それを聞いたフェリクスさんは、一瞬きょとんとした顔をしたあと腹を抱えて笑い出した。
「は、はは、ははは!なるほど!参ったな!みんなで楽しむことがルールか!それは確かに、私の盲点だったよ!」
彼は涙を拭いながら僕たちに向かって軽く頭を下げた。
「いや、すまなかった。どうやら私の方が、この遊戯の本質を理解していなかったようだ。素晴らしいルールだね、それは」
フェリクスさんの素直な謝罪に、みんなも毒気を抜かれたようだ。
「……まあ、分かればいいんだよ」
「次からはダメだからね!」
(この人、本当に掴みどころがないな……)
結局、試合は仕切り直しになったけれど、フェリクスさんは「いやあ、私はもう満足したよ。

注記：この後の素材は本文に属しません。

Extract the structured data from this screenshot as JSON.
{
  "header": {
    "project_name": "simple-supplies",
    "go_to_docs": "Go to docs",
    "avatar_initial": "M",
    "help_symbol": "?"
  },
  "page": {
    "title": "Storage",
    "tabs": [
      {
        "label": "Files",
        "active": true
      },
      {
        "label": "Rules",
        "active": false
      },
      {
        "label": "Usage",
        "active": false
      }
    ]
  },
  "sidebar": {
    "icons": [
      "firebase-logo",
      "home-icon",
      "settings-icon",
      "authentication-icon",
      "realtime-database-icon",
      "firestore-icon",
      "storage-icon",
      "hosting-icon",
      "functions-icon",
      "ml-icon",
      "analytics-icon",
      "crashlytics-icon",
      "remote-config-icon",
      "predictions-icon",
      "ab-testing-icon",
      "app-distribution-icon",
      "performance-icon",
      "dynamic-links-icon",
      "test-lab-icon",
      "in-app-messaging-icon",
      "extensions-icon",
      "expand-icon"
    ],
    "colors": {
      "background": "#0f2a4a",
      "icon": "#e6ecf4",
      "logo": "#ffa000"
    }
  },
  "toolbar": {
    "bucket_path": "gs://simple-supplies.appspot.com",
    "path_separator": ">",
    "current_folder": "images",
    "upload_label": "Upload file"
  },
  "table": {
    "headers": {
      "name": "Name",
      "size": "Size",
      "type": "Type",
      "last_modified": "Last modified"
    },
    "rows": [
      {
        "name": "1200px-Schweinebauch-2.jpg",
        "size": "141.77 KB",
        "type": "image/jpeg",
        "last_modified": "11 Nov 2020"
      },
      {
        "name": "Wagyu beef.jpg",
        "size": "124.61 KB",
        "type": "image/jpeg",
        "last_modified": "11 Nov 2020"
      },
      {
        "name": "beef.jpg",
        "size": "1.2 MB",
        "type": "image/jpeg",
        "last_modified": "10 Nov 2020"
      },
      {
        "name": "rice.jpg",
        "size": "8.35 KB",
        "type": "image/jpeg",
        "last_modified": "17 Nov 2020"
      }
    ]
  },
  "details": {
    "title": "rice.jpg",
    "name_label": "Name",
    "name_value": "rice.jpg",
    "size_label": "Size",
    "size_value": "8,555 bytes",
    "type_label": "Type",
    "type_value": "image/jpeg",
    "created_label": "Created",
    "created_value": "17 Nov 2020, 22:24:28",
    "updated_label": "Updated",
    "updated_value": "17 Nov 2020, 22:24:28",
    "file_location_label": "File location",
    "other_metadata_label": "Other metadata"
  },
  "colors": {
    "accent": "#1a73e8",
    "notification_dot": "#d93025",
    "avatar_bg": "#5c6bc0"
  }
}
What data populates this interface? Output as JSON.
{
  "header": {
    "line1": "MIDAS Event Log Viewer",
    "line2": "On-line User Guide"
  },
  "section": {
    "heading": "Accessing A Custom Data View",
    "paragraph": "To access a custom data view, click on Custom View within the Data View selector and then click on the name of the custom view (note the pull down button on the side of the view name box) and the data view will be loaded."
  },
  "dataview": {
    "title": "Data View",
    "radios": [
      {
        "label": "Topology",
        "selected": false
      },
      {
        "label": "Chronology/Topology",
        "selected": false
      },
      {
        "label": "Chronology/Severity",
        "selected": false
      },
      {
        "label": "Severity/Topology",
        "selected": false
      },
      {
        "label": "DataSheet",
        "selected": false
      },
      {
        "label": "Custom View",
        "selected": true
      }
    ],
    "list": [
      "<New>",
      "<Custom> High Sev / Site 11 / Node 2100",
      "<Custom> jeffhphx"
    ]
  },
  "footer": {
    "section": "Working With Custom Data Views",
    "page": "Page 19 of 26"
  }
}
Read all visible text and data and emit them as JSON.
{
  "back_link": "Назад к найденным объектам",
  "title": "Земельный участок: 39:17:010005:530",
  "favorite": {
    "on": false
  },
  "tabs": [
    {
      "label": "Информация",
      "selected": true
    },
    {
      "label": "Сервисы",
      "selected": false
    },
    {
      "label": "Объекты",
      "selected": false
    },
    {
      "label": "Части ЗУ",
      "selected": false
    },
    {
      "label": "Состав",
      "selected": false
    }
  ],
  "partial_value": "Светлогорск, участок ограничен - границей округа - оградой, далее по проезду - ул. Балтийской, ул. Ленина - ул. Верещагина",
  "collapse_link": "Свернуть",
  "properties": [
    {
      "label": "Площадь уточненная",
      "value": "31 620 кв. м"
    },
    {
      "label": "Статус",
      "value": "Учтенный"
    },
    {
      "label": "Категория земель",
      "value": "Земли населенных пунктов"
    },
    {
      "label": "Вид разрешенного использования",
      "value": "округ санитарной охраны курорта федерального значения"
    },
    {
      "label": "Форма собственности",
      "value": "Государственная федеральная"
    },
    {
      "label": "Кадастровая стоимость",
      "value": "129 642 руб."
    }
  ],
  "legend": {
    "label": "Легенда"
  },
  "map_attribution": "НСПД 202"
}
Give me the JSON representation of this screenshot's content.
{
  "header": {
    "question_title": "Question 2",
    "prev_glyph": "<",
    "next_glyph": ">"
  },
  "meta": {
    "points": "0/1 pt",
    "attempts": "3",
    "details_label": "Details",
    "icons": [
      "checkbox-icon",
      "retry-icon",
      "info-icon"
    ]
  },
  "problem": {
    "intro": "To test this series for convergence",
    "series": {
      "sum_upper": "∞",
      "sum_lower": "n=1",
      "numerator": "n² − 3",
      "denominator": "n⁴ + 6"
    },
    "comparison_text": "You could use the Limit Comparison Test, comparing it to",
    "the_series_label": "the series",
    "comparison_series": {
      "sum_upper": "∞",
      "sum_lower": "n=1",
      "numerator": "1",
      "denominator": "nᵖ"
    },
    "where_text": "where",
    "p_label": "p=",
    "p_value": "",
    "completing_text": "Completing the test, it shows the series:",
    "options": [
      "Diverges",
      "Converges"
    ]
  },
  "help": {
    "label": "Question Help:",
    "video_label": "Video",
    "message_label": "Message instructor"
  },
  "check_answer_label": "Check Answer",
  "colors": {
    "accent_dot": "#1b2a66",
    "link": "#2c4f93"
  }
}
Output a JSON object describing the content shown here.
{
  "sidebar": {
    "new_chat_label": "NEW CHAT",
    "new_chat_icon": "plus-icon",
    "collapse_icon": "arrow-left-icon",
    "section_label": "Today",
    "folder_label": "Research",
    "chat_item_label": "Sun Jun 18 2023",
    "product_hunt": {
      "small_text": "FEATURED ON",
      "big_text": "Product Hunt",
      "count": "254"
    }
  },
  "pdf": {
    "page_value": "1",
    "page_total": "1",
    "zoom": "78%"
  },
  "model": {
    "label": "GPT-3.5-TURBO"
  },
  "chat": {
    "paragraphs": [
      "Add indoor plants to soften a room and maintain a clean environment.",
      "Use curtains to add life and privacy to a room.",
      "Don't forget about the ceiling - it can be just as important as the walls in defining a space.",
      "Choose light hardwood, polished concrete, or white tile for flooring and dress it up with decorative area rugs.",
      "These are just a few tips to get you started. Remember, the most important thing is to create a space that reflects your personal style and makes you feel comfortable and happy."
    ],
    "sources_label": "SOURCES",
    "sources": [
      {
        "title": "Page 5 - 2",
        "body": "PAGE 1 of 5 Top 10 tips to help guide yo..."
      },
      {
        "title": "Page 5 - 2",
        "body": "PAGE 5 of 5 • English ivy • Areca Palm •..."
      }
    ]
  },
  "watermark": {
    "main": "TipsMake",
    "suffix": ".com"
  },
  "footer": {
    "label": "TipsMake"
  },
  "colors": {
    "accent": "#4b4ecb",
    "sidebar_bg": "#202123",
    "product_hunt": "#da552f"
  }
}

理論は理解できたからね」と言って、あっさりとコートの端に座り込んでしまった。
「えーっ!なんだよアルフさん、もう終わりかよ!」
「おい、ちょっと待てよ!」
「そっちが一人抜けたら、こっちは5人、そっち4人じゃねえか!公平じゃないだろ!」
「じゃあ、あんたたちのチームが一人抜ければいいじゃない!」
「はあ!?なんで俺たちが抜けなきゃなんねえんだよ!」
「そうだ!メルがBチームに入れば、5対5だ!」
ルカが、名案だと言わんばかりに叫んだ。
「決まりだな!」
「それが一番公平だ!」
「さあ、メルヴィン様!」
(えええ!?僕は審判だって言ったのに!)
こうして僕は審判という快適なポジションを剥奪されコートへと引きずり出されたのだった。